Spring 2025 - Roundtable
Public Banking

Public Banking, Yes or No

Public Banking

Prompt for Discussion

Contributors: Gerald Epstein, Iain Frame, Rory Van Loo, Andrew Cumbers, Franziska Paul, Michael Swack, Ellen Brown, Nancy Ryan, Rohan Grey, Wesley Marshall, Nadav Orian Peer, Dan Rohde, Jean-Philippe Bombay, Christine Desan, and more to come!

Modern capitalism makes a distinctive commitment to bank investors at an elemental level: they will control the inflow of new money to the economy. Aside from the monetary base defined by public authority, retail banks operating for profit lend by creating money from credit. That privilege means that they can offer lower rates on loans, an advantage that gives them incomparable influence over how credit flows and who receives it. In other words, commercial banks significantly structure the distribution of capital because of their foundational place in the monetary architecture.

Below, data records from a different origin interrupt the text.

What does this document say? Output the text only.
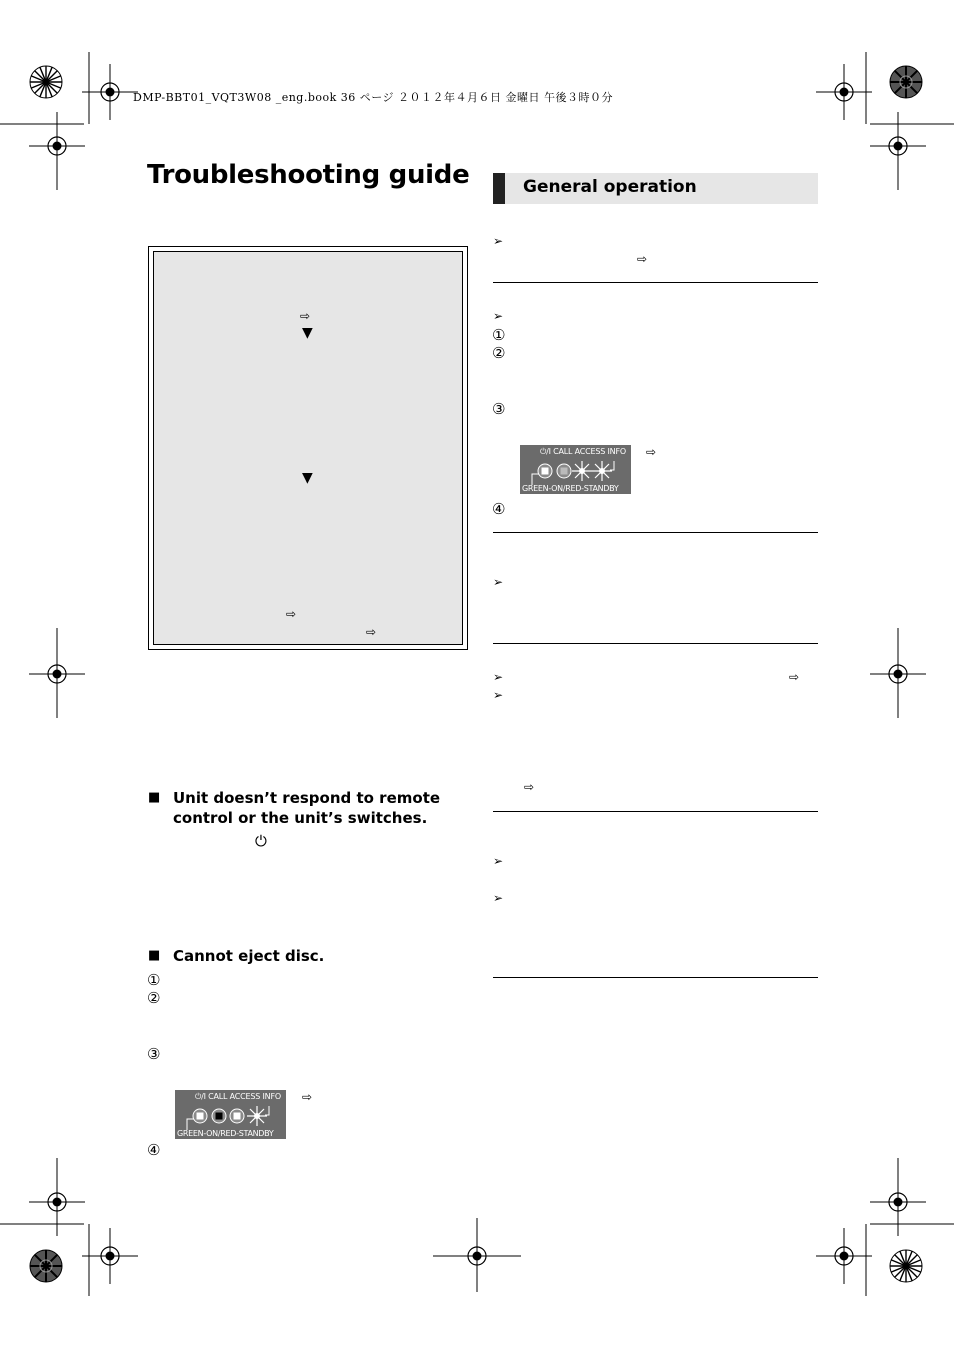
DMP-BBT01_VQT3W08 _eng.book 36 ページ ２０１２年４月６日 金曜日 午後３時０分
Troubleshooting guide	General operation
⇨
▼
▼
⇨
⇨
■ Unit doesn’t respond to remote
control or the unit’s switches.
⏻
■ Cannot eject disc.
①
②
③
④
⏻/I CALL ACCESS INFO
GREEN-ON/RED-STANDBY
⇨
➢
⇨
➢
①
②
③
⏻/I CALL ACCESS INFO
GREEN-ON/RED-STANDBY
⇨
④
➢
➢	⇨
➢
⇨
➢
➢
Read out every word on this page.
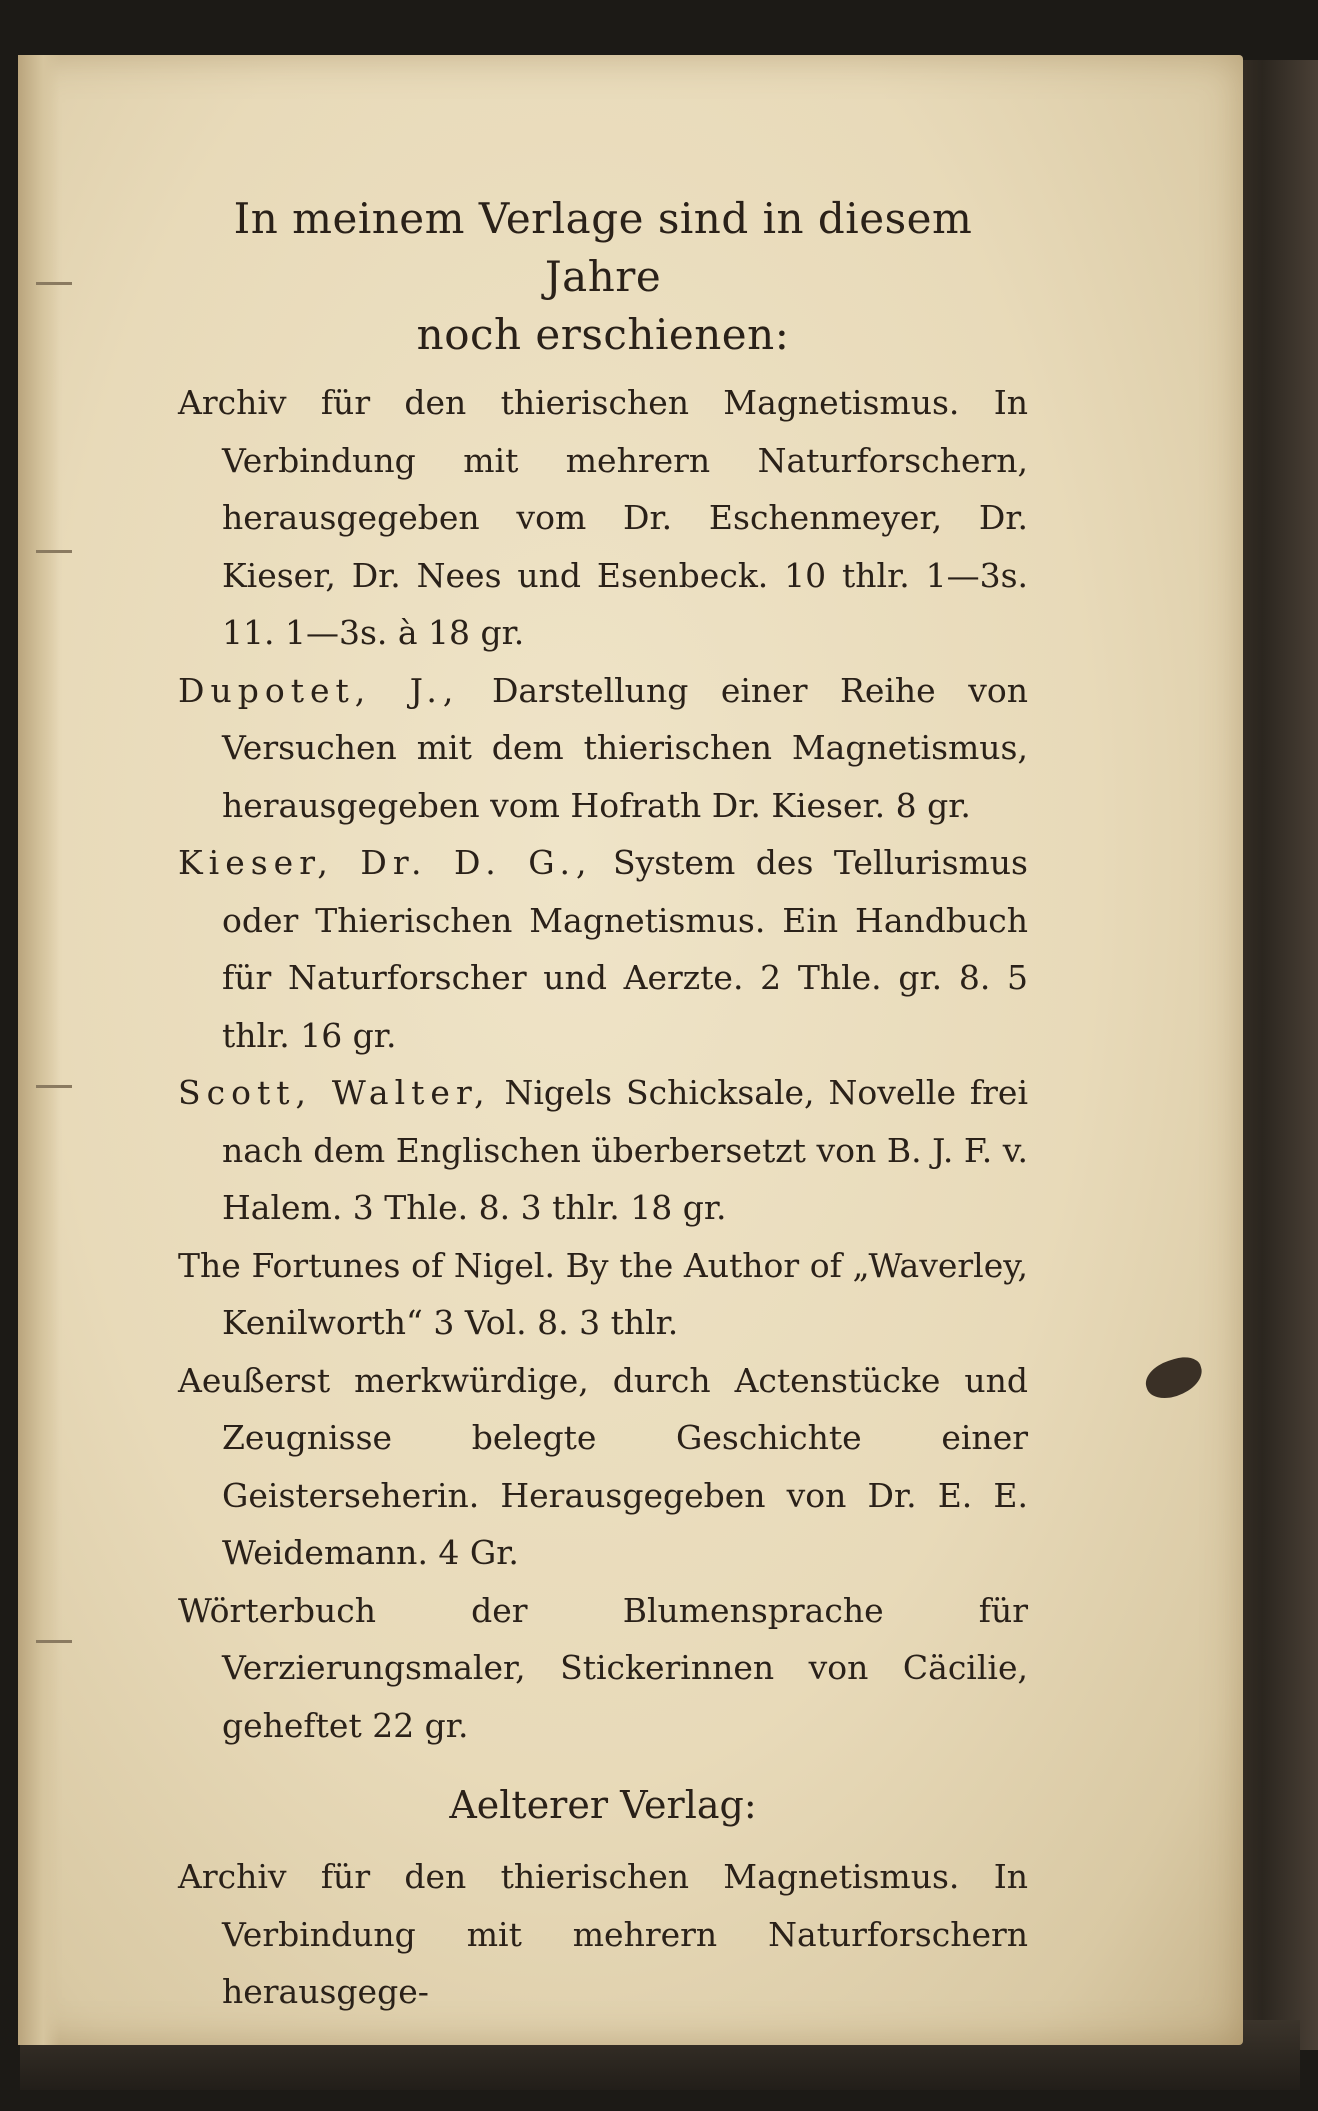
In meinem Verlage sind in diesem Jahre
noch erschienen:

Archiv für den thierischen Magnetismus. In Verbindung mit mehrern Naturforschern, herausgegeben vom Dr. Eschenmeyer, Dr. Kieser, Dr. Nees und Esenbeck. 10 thlr. 1—3s. 11. 1—3s. à 18 gr.

Dupotet, J., Darstellung einer Reihe von Versuchen mit dem thierischen Magnetismus, herausgegeben vom Hofrath Dr. Kieser. 8 gr.

Kieser, Dr. D. G., System des Tellurismus oder Thierischen Magnetismus. Ein Handbuch für Naturforscher und Aerzte. 2 Thle. gr. 8. 5 thlr. 16 gr.

Scott, Walter, Nigels Schicksale, Novelle frei nach dem Englischen überbersetzt von B. J. F. v. Halem. 3 Thle. 8. 3 thlr. 18 gr.

The Fortunes of Nigel. By the Author of „Waverley, Kenilworth“ 3 Vol. 8. 3 thlr.

Aeußerst merkwürdige, durch Actenstücke und Zeugnisse belegte Geschichte einer Geisterseherin. Herausgegeben von Dr. E. E. Weidemann. 4 Gr.

Wörterbuch der Blumensprache für Verzierungsmaler, Stickerinnen von Cäcilie, geheftet 22 gr.

Aelterer Verlag:

Archiv für den thierischen Magnetismus. In Verbindung mit mehrern Naturforschern herausgege-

In this roundtable, we consider an alternative. Communities can establish banks that are public rather than private. Those banks operate with the same advantage – creating new money to issue into the economy – but can lend to promote social welfare rather than profit maximization. In fact, communities in other eras and places have been much more pluralistic than we are in the United States today, where the State of North Dakota alone operates a public bank.

We invite contributors to consider how public banks would change the monetary ecosystem. We focus in particular on banks that would hold public funds. (In a later Roundtable, we will compare public banks designed to hold customer deposits.) Should states and municipalities diversify the depositories they use by chartering public banks? How could that initiative broaden access to credit by communities currently shut out? Could the endorsement of public participation in banking transform our assumptions about the character of money creation – or would it entrench the dominance of banking? Are there viable political avenues towards establishing public banking? If not, why not? Can a matter as esoteric as banking become a popular cause and if so, how? What would the consequences of expanded popular debate about banking be at a wider level?